Plans under way to build new Eastgate Library in Chattanooga

For half an hour Thursday, Chattanooga Library Director Corinne Hill stopped packing her bags in a Netherlands hotel to talk about Eastgate Library. She was too excited to stop.

After several years of planning and talking about updating the city library branch, the Chattanooga Library is at work to make it happen.

And Hill isn't talking updates to the current facility. She and city library officials are talking totally new, built to their specifications and most importantly, built to be a reflection of Chattanooga and the Brainerd community.

A unique community with unique needs -- even at the library level. Steve Little, library assistant at the Eastgate branch, knows. He has worked at each city library branch and at the Eastgate branch for 15 years now.

That branch serves a lower-income community, he said. Many library users go there to use the computers for job applications, only many aren't tech-savvy.

While he explained the library's uses Saturday afternoon, a customer approached the desk asking for help with a copy machine.

"See what I mean about [library users] needing help?" Little said.

In fact, computers are Eastgate Library's No. 1 need, according to Little.

Saturday afternoon, nearly 20 cars sat in the library's parking lot.
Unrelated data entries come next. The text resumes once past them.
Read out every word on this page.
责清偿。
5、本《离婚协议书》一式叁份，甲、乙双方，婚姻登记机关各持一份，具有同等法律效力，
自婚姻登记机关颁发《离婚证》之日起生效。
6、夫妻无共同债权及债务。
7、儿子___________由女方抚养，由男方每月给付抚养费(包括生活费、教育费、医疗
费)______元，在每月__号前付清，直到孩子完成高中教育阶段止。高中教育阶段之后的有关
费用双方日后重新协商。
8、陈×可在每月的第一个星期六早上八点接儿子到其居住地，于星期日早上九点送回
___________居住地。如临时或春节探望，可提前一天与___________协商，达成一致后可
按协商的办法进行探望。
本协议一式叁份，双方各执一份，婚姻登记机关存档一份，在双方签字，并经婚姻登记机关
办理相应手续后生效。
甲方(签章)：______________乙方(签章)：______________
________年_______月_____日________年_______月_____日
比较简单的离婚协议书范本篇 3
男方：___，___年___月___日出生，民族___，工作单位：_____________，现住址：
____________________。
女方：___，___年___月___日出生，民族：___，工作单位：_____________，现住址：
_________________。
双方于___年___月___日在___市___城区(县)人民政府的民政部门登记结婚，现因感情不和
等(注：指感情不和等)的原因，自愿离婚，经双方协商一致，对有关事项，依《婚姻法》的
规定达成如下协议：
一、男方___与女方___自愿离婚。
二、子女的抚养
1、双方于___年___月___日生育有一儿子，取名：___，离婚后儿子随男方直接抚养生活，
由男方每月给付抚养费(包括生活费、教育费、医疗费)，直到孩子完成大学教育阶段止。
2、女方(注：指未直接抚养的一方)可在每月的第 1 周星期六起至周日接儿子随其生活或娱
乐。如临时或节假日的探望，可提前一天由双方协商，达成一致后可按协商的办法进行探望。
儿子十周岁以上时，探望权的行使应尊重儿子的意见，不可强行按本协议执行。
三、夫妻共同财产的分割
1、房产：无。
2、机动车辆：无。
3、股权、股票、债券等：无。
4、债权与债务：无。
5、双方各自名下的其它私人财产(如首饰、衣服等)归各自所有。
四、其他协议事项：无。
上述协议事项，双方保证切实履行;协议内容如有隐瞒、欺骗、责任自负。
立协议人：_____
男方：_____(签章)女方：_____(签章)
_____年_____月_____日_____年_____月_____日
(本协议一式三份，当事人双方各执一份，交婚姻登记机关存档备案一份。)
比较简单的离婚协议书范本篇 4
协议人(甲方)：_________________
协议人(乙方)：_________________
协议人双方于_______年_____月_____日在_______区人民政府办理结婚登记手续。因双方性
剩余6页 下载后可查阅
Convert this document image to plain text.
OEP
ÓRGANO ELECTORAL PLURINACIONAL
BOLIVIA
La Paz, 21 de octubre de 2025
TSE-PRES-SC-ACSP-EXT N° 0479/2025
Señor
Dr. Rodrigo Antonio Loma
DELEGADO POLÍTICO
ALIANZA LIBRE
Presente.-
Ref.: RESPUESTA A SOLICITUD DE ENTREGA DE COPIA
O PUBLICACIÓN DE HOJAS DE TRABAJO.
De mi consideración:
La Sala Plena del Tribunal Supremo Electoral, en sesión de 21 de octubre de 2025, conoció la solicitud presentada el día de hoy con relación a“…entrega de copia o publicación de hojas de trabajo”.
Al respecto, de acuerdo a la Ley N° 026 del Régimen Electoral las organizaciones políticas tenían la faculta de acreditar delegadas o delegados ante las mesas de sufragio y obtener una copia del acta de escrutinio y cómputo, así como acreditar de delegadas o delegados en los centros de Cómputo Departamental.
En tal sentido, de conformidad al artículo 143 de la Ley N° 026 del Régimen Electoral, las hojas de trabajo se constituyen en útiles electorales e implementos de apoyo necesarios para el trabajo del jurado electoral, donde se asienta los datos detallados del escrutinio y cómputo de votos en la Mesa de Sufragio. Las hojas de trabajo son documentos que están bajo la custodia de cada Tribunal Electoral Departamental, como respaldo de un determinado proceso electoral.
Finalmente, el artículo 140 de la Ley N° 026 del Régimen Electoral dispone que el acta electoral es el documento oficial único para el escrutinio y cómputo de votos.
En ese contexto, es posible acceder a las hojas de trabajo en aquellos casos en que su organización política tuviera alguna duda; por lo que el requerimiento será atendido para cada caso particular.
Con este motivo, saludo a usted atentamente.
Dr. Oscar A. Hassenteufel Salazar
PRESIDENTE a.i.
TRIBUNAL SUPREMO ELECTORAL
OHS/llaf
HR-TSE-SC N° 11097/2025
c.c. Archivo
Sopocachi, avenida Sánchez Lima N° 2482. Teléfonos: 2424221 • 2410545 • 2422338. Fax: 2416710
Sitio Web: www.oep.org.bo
Every available desktop computer was in use. Some people sat at laptops, connected to the library's wireless Internet.

"Actually, this is slow for a Saturday," Little said. "Saturdays can be a nightmare."

He also said a lot of people still think of libraries as a quiet place with books, which is only part of a contemporary library's services.

The Eastgate library is place where residents can fax things, copy things, type things and check out things -- like books "and lots of these," Little said, placing a hand on a stack of DVDs a woman returned. Hundreds of DVDs per week, he said, go in and out of the library's doors.

It's all part of Hill's big plan for the Eastgate branch. She imagines a place where the community hangs out. A place with books, of course, but with more computers, more tech gear, and absolutely high-speed Internet.

And imagine, she said Thursday evening, a library where people can go nearly 24 hours per day to do work and browse the Web. Imagine the facility isn't staffed that entire time. Imagine the savings, too.

"We don't have to be there all the time," Hill said. "How can we deliver that?"

A basic plat rendering is proposed. Fliers are finished and ready for distribution.

"We're building a NEW VISION for your public library at EASTGATE," one states.

A survey goes live online tomorrow, and Eastgate residents are asked to provide input for the library's planners to consult during development. Hill wants the library's users to be as excited as she is, about everything from its design to its amenities.